Safety Education Could Become Mandatory in All Schools

February 27, 2015

At the beginning of the year we discussed calls to add road safety education to the National Curriculum and now this month there have been calls for the mandatory inclusion of Personal, Social, and Health Education (PSHE) in the curriculum, in a bid to limit the number of injuries and accidents amongst children.

The call by the Education Select Committee wants PSHE to be taught in all schools and it has been backed the Royal Society for the Prevention of Accidents. RoSPA provided written evidence to the select committee to help support the need for PSHE in schools, with reducing the amount of accidents and injuries amongst children their key motivator.

Statistics suggest that accidental injuries are the largest cause of death and disability for children and young people and PSHE should provide them with a statutory level of education warning against different kinds of hazards which are encountered on an everyday basis.

School Classroom

Children’s Accidents and Injuries

There is considerable data which shows how many children are injured in their homes each year.
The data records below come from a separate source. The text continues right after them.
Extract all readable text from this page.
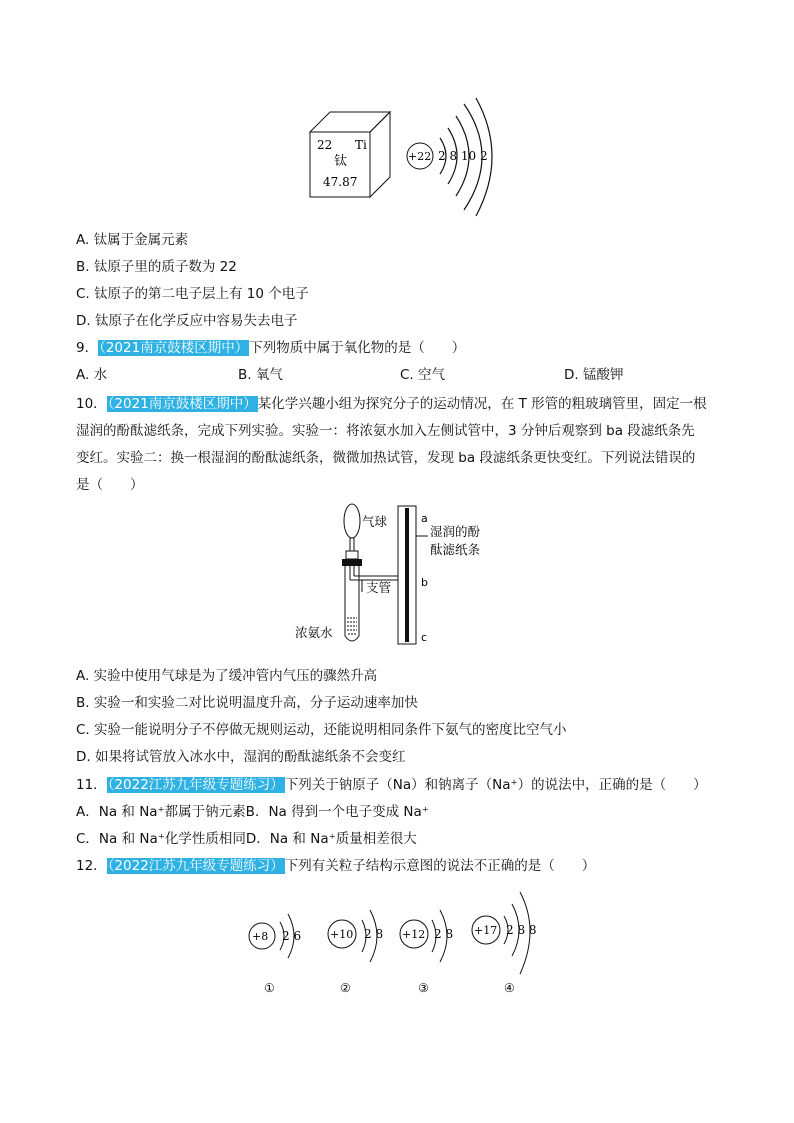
22 Ti
钛
47.87
+22 2 8 10 2
A. 钛属于金属元素
B. 钛原子里的质子数为 22
C. 钛原子的第二电子层上有 10 个电子
D. 钛原子在化学反应中容易失去电子
9．（2021南京鼓楼区期中）下列物质中属于氧化物的是（　　）
A. 水	B. 氧气	C. 空气	D. 锰酸钾
10．（2021南京鼓楼区期中）某化学兴趣小组为探究分子的运动情况，在 T 形管的粗玻璃管里，固定一根
湿润的酚酞滤纸条，完成下列实验。实验一：将浓氨水加入左侧试管中，3 分钟后观察到 ba 段滤纸条先
变红。实验二：换一根湿润的酚酞滤纸条，微微加热试管，发现 ba 段滤纸条更快变红。下列说法错误的
是（　　）
气球	a
湿润的酚
酞滤纸条
b
支管
c
浓氨水
A. 实验中使用气球是为了缓冲管内气压的骤然升高
B. 实验一和实验二对比说明温度升高，分子运动速率加快
C. 实验一能说明分子不停做无规则运动，还能说明相同条件下氨气的密度比空气小
D. 如果将试管放入冰水中，湿润的酚酞滤纸条不会变红
11．（2022江苏九年级专题练习）下列关于钠原子（Na）和钠离子（Na⁺）的说法中，正确的是（　　）
A．Na 和 Na⁺都属于钠元素B．Na 得到一个电子变成 Na⁺
C．Na 和 Na⁺化学性质相同D．Na 和 Na⁺质量相差很大
12．（2022江苏九年级专题练习）下列有关粒子结构示意图的说法不正确的是（　　）
+8 2 6
①
+10 2 8
②
+12 2 8
③
+17 2 8 8
④
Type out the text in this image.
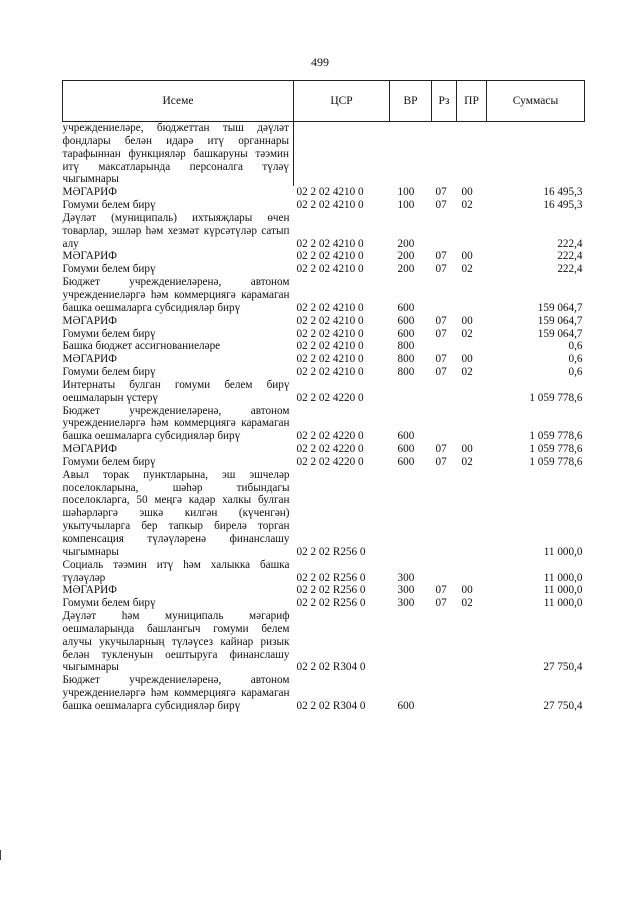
499
Исеме	ЦСР	ВР	Рз	ПР	Суммасы
учреждениеләре, бюджеттан тыш дәүләт фондлары белән идарә итү органнары тарафыннан функцияләр башкаруны тәэмин итү максатларында персоналга түләү чыгымнары					
МӘГАРИФ	02 2 02 4210 0	100	07	00	16 495,3
Гомуми белем бирү	02 2 02 4210 0	100	07	02	16 495,3
Дәүләт (муниципаль) ихтыяҗлары өчен товарлар, эшләр һәм хезмәт күрсәтүләр сатып алу	02 2 02 4210 0	200			222,4
МӘГАРИФ	02 2 02 4210 0	200	07	00	222,4
Гомуми белем бирү	02 2 02 4210 0	200	07	02	222,4
Бюджет учреждениеләренә, автоном учреждениеләргә һәм коммерциягә карамаган башка оешмаларга субсидияләр бирү	02 2 02 4210 0	600			159 064,7
МӘГАРИФ	02 2 02 4210 0	600	07	00	159 064,7
Гомуми белем бирү	02 2 02 4210 0	600	07	02	159 064,7
Башка бюджет ассигнованиеләре	02 2 02 4210 0	800			0,6
МӘГАРИФ	02 2 02 4210 0	800	07	00	0,6
Гомуми белем бирү	02 2 02 4210 0	800	07	02	0,6
Интернаты булган гомуми белем бирү оешмаларын үстерү	02 2 02 4220 0				1 059 778,6
Бюджет учреждениеләренә, автоном учреждениеләргә һәм коммерциягә карамаган башка оешмаларга субсидияләр бирү	02 2 02 4220 0	600			1 059 778,6
МӘГАРИФ	02 2 02 4220 0	600	07	00	1 059 778,6
Гомуми белем бирү	02 2 02 4220 0	600	07	02	1 059 778,6
Авыл торак пунктларына, эш эшчеләр поселокларына, шәһәр тибындагы поселокларга, 50 меңгә кадәр халкы булган шәһәрләргә эшкә килгән (күченгән) укытучыларга бер тапкыр бирелә торган компенсация түләүләренә финанслашу чыгымнары	02 2 02 R256 0				11 000,0
Социаль тәэмин итү һәм халыкка башка түләүләр	02 2 02 R256 0	300			11 000,0
МӘГАРИФ	02 2 02 R256 0	300	07	00	11 000,0
Гомуми белем бирү	02 2 02 R256 0	300	07	02	11 000,0
Дәүләт һәм муниципаль мәгариф оешмаларында башлангыч гомуми белем алучы укучыларның түләүсез кайнар ризык белән тукленуын оештыруга финанслашу чыгымнары	02 2 02 R304 0				27 750,4
Бюджет учреждениеләренә, автоном учреждениеләргә һәм коммерциягә карамаган башка оешмаларга субсидияләр бирү	02 2 02 R304 0	600			27 750,4
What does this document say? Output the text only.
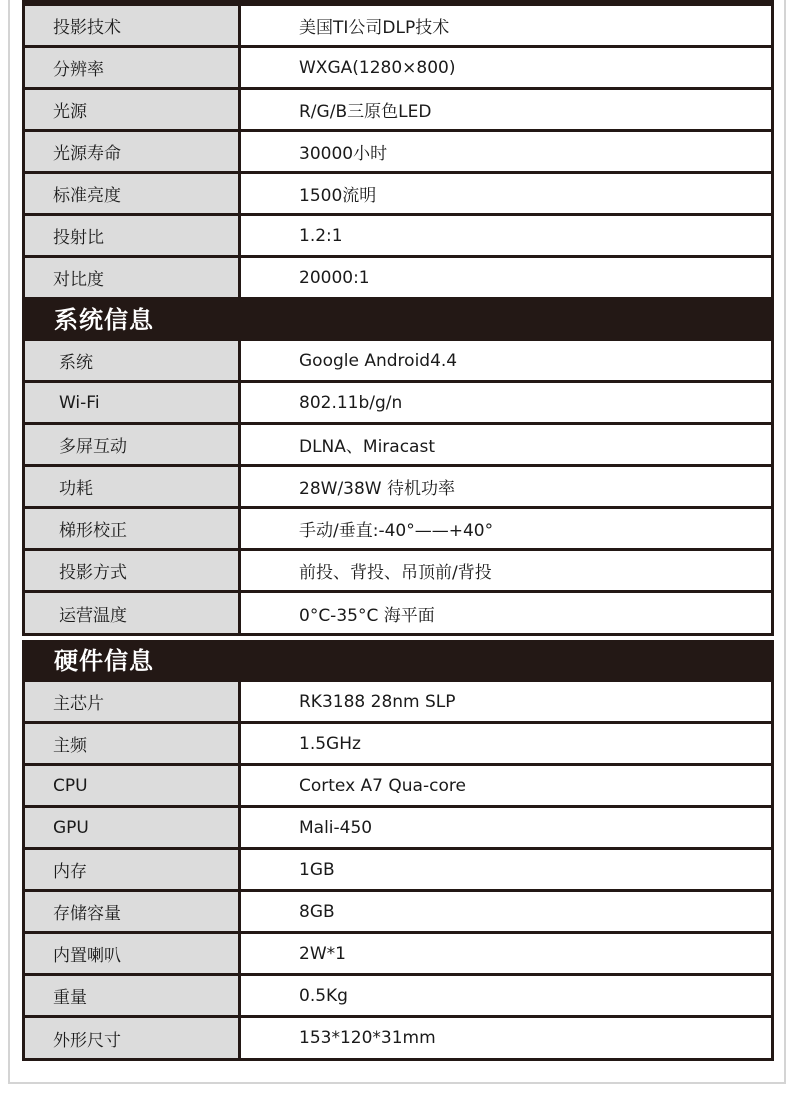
投影技术	美国TI公司DLP技术
分辨率	WXGA(1280×800)
光源	R/G/B三原色LED
光源寿命	30000小时
标准亮度	1500流明
投射比	1.2:1
对比度	20000:1
系统信息
系统	Google Android4.4
Wi-Fi	802.11b/g/n
多屏互动	DLNA、Miracast
功耗	28W/38W 待机功率
梯形校正	手动/垂直:-40°——+40°
投影方式	前投、背投、吊顶前/背投
运营温度	0°C-35°C 海平面
硬件信息
主芯片	RK3188 28nm SLP
主频	1.5GHz
CPU	Cortex A7 Qua-core
GPU	Mali-450
内存	1GB
存储容量	8GB
内置喇叭	2W*1
重量	0.5Kg
外形尺寸	153*120*31mm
Statistics suggest as many as 500,000 children in the UK suffer an injury of some kind in their home.

Some of the main causes of injury and even death are fire, which is responsible for just under half all accidents to children and falling from windows or balconies, with ten children every year dying in this way. These are two things which can be discussed and learned about in PSHE lessons, with statistics such as these used sensibly as deterrents and as learning aids.

Safety in the Home and Community

In their guidance for preventing accidents and injuries to children in the home and community, the NHS highlight several ways the risk of injury and accident can be reduced and one of the main things they say is raise awareness. Children of all ages can be told, in an age appropriate way, about the dangers in the home and community. The youngest children should always be supervised anyway and as they get older, parents, teachers and other people involved in their care can take the necessary steps to make them aware of risks.

This can be supported by school-based learning on the same topics and in the long-run the more children who are aware of the risks, the more care will be taken and there is hope the number of accidents in the home and community can be reduced.

Lamb & Co supports any changes to education and legislation which put safety at the forefront and we hope to see PSHE becoming mandatory across all schools.